ApacheCon US 2008 Keynotes to Focus on Central Issues of Open Source Standards, Microsoft, and Technology’s Role in Rebuilding Communities
Open Source notables from Microsoft and the Open Web Foundation highlight ApacheCon US 2008 conference in New Orleans
2008 keynote speakers include Sam Ramji, Senior Director of Platform Strategy Microsoft’s Open Source division…

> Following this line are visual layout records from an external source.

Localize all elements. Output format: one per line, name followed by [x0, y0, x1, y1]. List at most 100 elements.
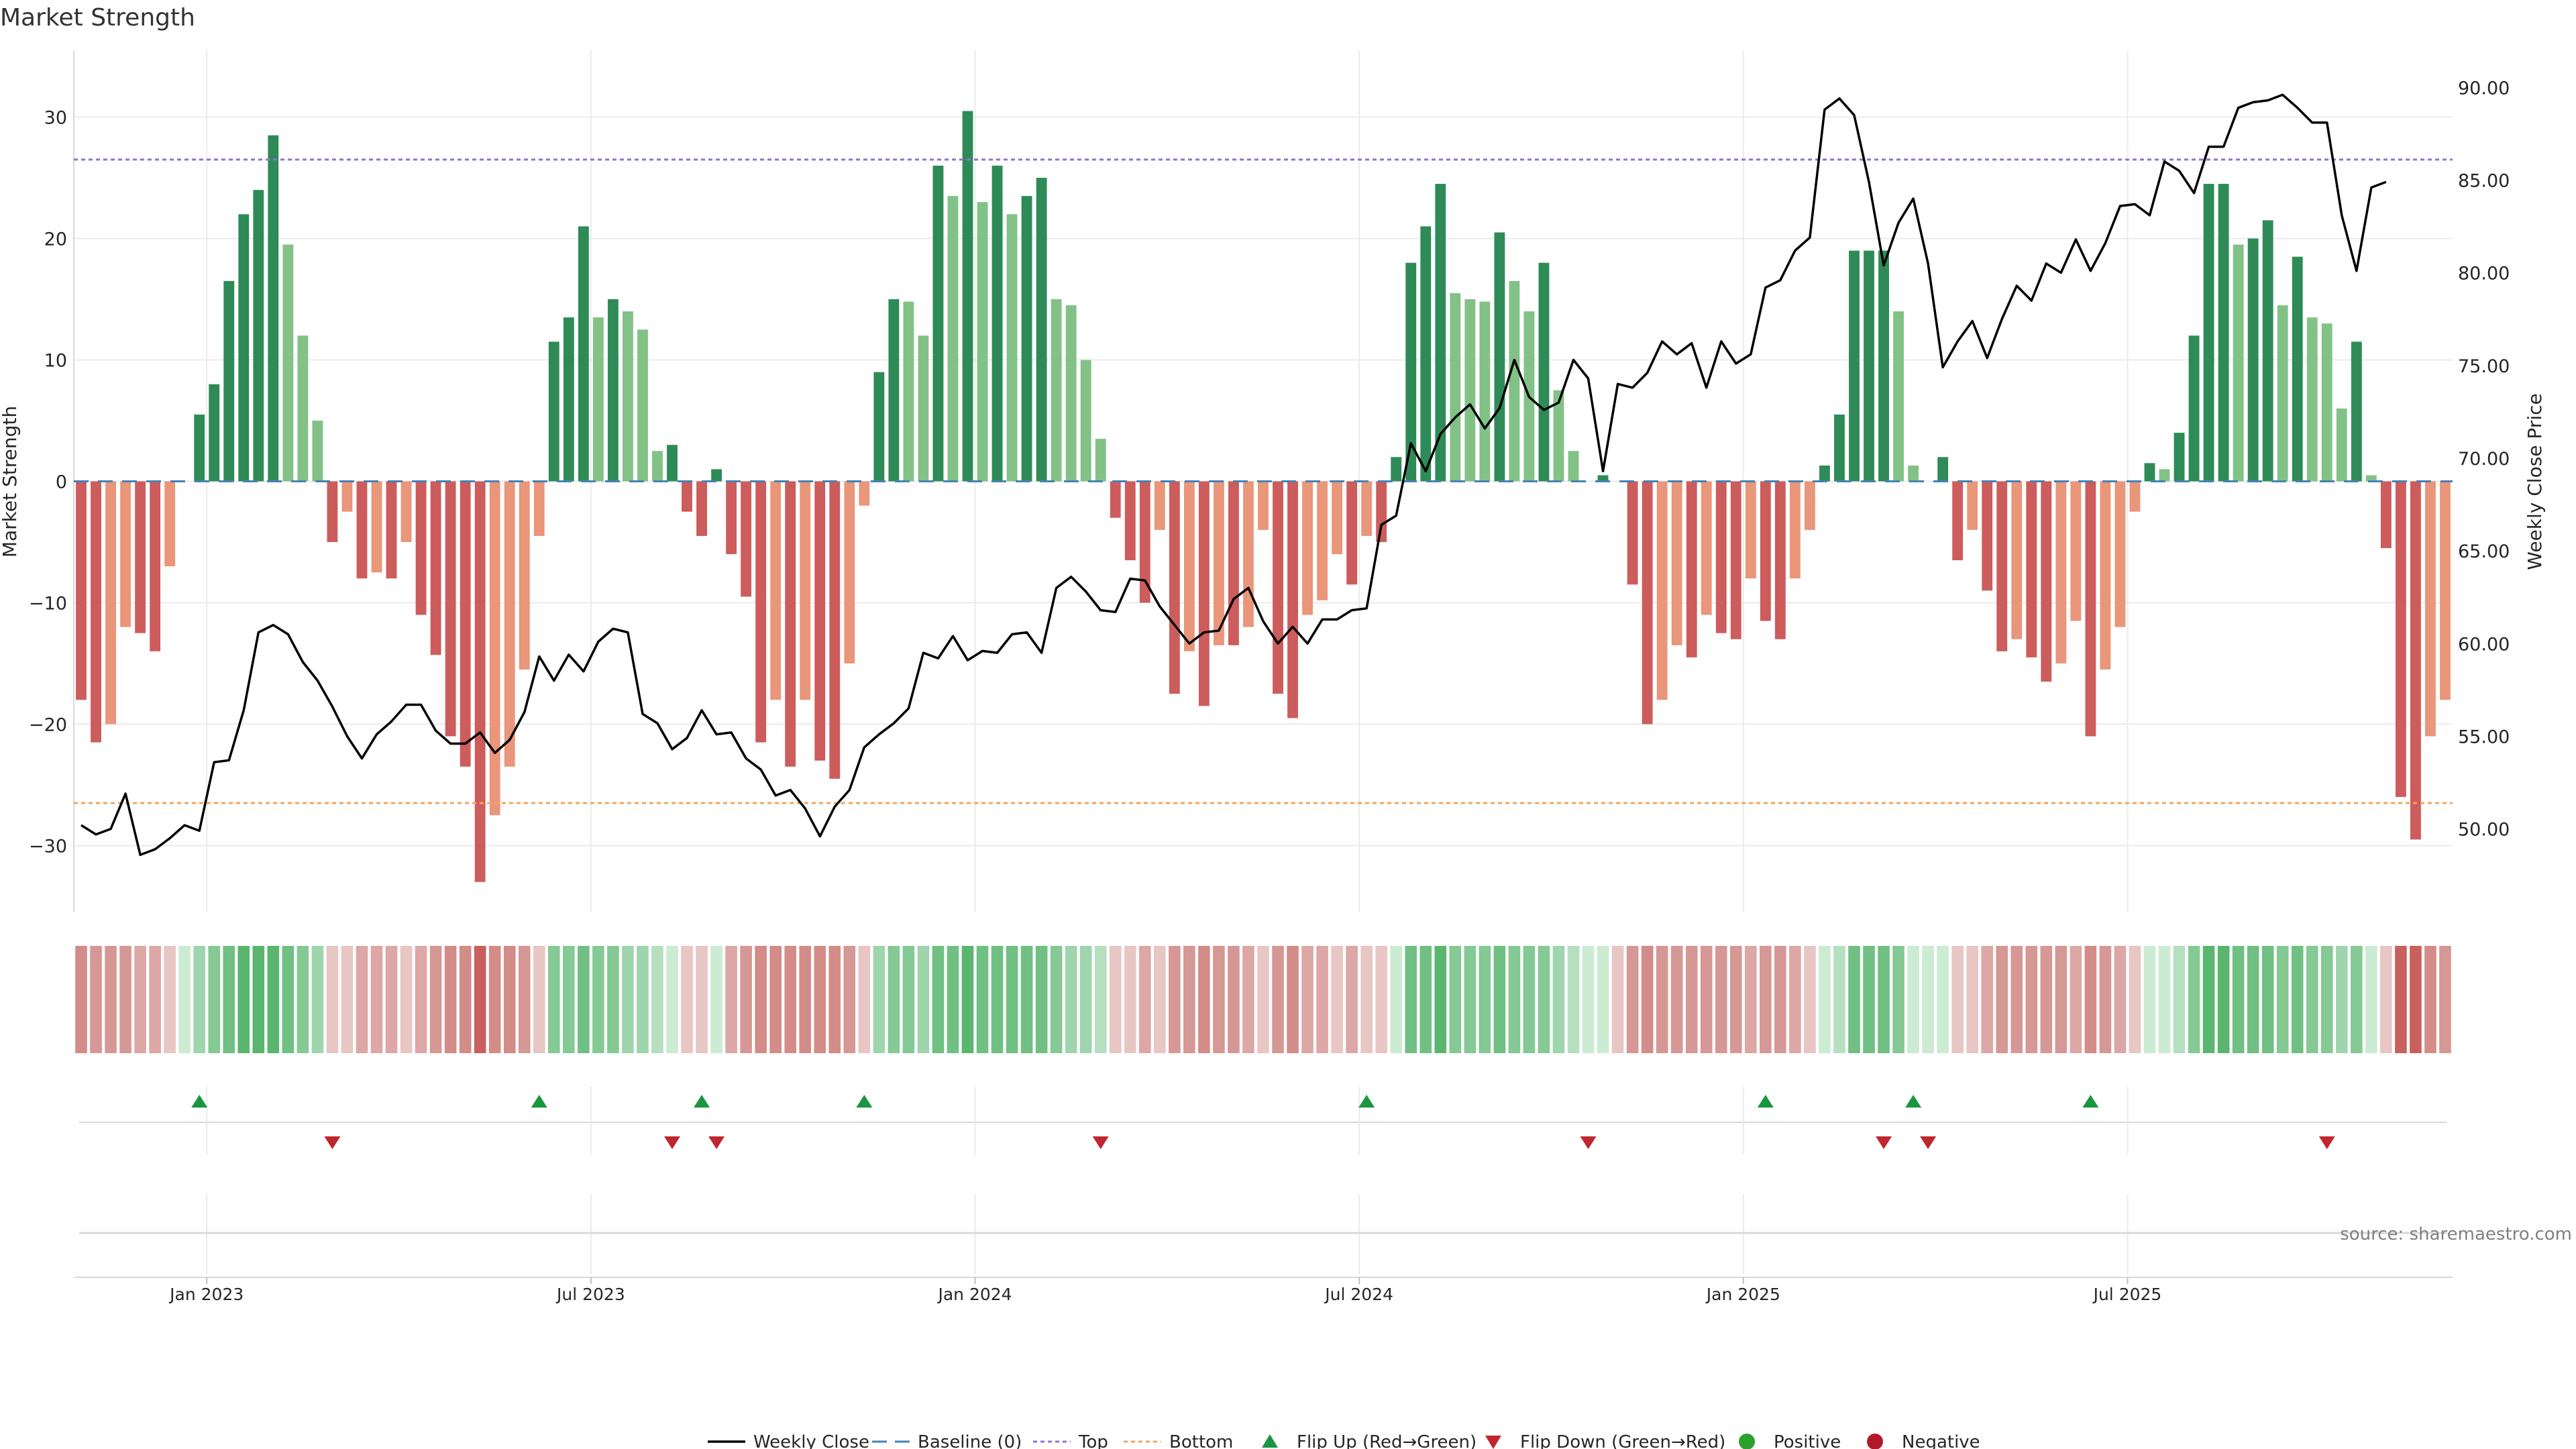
heatmap-cell: [976, 946, 989, 1053]
heatmap-cell: [858, 946, 871, 1053]
strength-bar: [2174, 433, 2185, 482]
heatmap-cell: [1878, 946, 1890, 1053]
strength-bar: [1332, 481, 1343, 555]
heatmap-cell: [578, 946, 590, 1053]
strength-bar: [356, 481, 368, 579]
heatmap-cell: [1567, 946, 1580, 1053]
strength-bar: [341, 481, 353, 512]
strength-bar: [1051, 299, 1062, 482]
heatmap-cell: [488, 946, 501, 1053]
strength-bar: [1376, 481, 1387, 542]
strength-bar: [623, 311, 633, 482]
strength-bar: [223, 280, 235, 482]
strength-bar: [1656, 481, 1668, 700]
heatmap-cell: [2410, 946, 2422, 1053]
heatmap-cell: [902, 946, 915, 1053]
strength-bar: [2395, 481, 2406, 798]
heatmap-cell: [1331, 946, 1343, 1053]
heatmap-cell: [2010, 946, 2023, 1053]
heatmap-cell: [2380, 946, 2392, 1053]
heatmap-cell: [1094, 946, 1107, 1053]
strength-bar: [1435, 184, 1446, 482]
heatmap-cell: [2040, 946, 2053, 1053]
strength-bar: [1405, 262, 1417, 482]
heatmap-cell: [2188, 946, 2200, 1053]
strength-bar: [2188, 335, 2200, 482]
heatmap-cell: [178, 946, 191, 1053]
strength-bar: [2129, 481, 2141, 512]
flip-down-marker: [1092, 1136, 1109, 1149]
heatmap-cell: [1892, 946, 1904, 1053]
strength-bar: [1671, 481, 1682, 645]
strength-bar: [105, 481, 116, 724]
heatmap-cell: [1493, 946, 1506, 1053]
y-left-axis-label: Market Strength: [0, 406, 21, 557]
strength-bar: [2085, 481, 2096, 737]
strength-bar: [327, 481, 338, 542]
flip-down-marker: [1876, 1136, 1892, 1149]
strength-bar: [2380, 481, 2392, 549]
strength-bar: [2247, 238, 2259, 482]
heatmap-cell: [651, 946, 663, 1053]
strength-bar: [2262, 220, 2273, 482]
heatmap-cell: [1006, 946, 1018, 1053]
heatmap-cell: [2291, 946, 2304, 1053]
strength-bar: [2292, 256, 2303, 482]
flip-up-marker: [1358, 1095, 1375, 1108]
price-series: [80, 93, 2387, 857]
heatmap-cell: [252, 946, 265, 1053]
heatmap-cell: [784, 946, 797, 1053]
heatmap-cell: [607, 946, 619, 1053]
legend-label: Positive: [1774, 1432, 1841, 1449]
heatmap-cell: [311, 946, 324, 1053]
strength-bar: [2440, 481, 2451, 700]
strength-bar: [1302, 481, 1313, 615]
heatmap-cell: [799, 946, 812, 1053]
y-left-tick-label: −20: [29, 714, 67, 735]
heatmap-cell: [2351, 946, 2363, 1053]
strength-bar: [873, 372, 885, 482]
strength-bar: [2055, 481, 2067, 663]
strength-bar: [844, 481, 855, 663]
flip-up-marker: [191, 1095, 208, 1108]
heatmap-cell: [991, 946, 1004, 1053]
heatmap-cell: [1863, 946, 1875, 1053]
strength-bar: [430, 481, 441, 655]
heatmap-cell: [400, 946, 413, 1053]
heatmap-cell: [2114, 946, 2127, 1053]
heatmap-cell: [1065, 946, 1077, 1053]
heatmap-cell: [769, 946, 782, 1053]
legend-item-weekly-close: Weekly Close: [708, 1432, 869, 1449]
strength-bar: [1701, 481, 1712, 615]
heatmap-cell: [119, 946, 131, 1053]
strength-bar: [1937, 457, 1949, 482]
strength-bar: [1745, 481, 1756, 579]
strength-bar: [120, 481, 131, 627]
strength-bar: [312, 421, 323, 482]
heatmap-cell: [90, 946, 102, 1053]
heatmap-cell: [592, 946, 604, 1053]
heatmap-cell: [1109, 946, 1122, 1053]
heatmap-cell: [2365, 946, 2377, 1053]
y-left-tick-label: 30: [44, 108, 67, 129]
heatmap-cell: [725, 946, 737, 1053]
strength-bar: [1169, 481, 1180, 694]
strength-bar: [400, 481, 412, 542]
strength-bar: [2425, 481, 2436, 737]
legend-swatch: [1739, 1434, 1755, 1449]
flip-up-marker: [856, 1095, 873, 1108]
heatmap-cell: [1937, 946, 1949, 1053]
heatmap-cell: [2055, 946, 2068, 1053]
heatmap-cell: [326, 946, 339, 1053]
heatmap-cell: [637, 946, 649, 1053]
strength-bar: [1849, 250, 1860, 482]
y-right-tick-label: 50.00: [2458, 820, 2510, 841]
strength-bar: [932, 165, 944, 482]
heatmap-cell: [1789, 946, 1801, 1053]
strength-bar: [2070, 481, 2082, 621]
strength-bar: [460, 481, 471, 767]
heatmap-cell: [1375, 946, 1388, 1053]
strength-bar: [2100, 481, 2111, 670]
heatmap-cell: [415, 946, 427, 1053]
strength-bar: [2041, 481, 2052, 682]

And that’s just a portion of it. The motives are not hard to see. Microsoft’s wants to have Apache (or its users) divorce from GNU/Linux, but it will disguise this using messages like “playing nice”, “we’ve changed”, and “it’s goodwill.” █
“It’s part of a continuing behavior pattern by Microsoft that I think it’s fair to call “dirty fighting.” GoDaddy was using Apache (I assume on Linux) because it was a great technical solution. They didn’t switch to IIS on Windows Server 2003 for any technical reason. The switch was accompanied by a press release by GoDaddy, containing Microsoft promotional language. Now, I’ve changed many servers from one thing to another, but I’ve never made a press release about it. GoDaddy wouldn’t be doing that unless Microsoft had offered them something valuable in return. There has been talk in the domain business that Microsoft has been offering the large domain registries a wad of cash to switch their parked sites. There is no other reason to do this than to influence the Netcraft figures.”